The storyline reflects tow strong tenets of 19th century French society – the ruthless pursuit of wrongdoers by the law and the French citizen’s psyche which continues in contemporary society, which prides itself on evading the law.  Years after breaking parole Valjean has made good owning a factory where Fantine (Anne Hathaway), a young, abandoned mother works, but whose life crumbles when she is fired due to an oversight by Valjean.  Her downward spiral towards destitution and prostitution is shocking.   Her beautiful song, I Dreamed a Dream, delivered in a heart-felt, desperate manner, stuns theatre-goers.  In this renowned French tale, Valjean takes over the care of her orphaned daughter, Cosette, against a tense backdrop where revolutionaries plan the stand-off at the Barricades.
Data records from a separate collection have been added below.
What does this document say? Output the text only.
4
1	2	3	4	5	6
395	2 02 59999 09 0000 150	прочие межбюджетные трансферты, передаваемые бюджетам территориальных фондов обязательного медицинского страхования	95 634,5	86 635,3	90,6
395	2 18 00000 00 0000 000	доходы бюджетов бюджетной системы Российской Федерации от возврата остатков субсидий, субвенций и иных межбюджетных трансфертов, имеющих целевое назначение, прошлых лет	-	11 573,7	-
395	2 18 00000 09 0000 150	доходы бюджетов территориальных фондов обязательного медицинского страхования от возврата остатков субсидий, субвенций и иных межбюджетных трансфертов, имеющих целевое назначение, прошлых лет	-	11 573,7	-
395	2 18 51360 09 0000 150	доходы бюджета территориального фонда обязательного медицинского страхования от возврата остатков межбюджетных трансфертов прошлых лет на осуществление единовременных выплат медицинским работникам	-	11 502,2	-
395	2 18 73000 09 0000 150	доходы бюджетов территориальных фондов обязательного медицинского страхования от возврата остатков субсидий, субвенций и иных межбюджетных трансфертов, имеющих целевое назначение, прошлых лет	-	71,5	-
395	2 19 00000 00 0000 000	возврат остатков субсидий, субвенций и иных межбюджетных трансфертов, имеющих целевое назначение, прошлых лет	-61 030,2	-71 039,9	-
Such dramatic action is paled slightly when one learns the dramatic marching of the French Army, bayonets drawn was actually filmed in Greenwich, instead of Paris’s stsreets.  Les Mis captures the powerful revolutionary emotion of the French and the restorative power of love – packaged in an exhilarating musical.

Jackman, a nominee for an Oscar, well deserves to win because Les Mis not only does his excellent portrayal of Valjean anchor the film, the role displays his vast range of acting talent, with his wonderful voice an exciting discovery.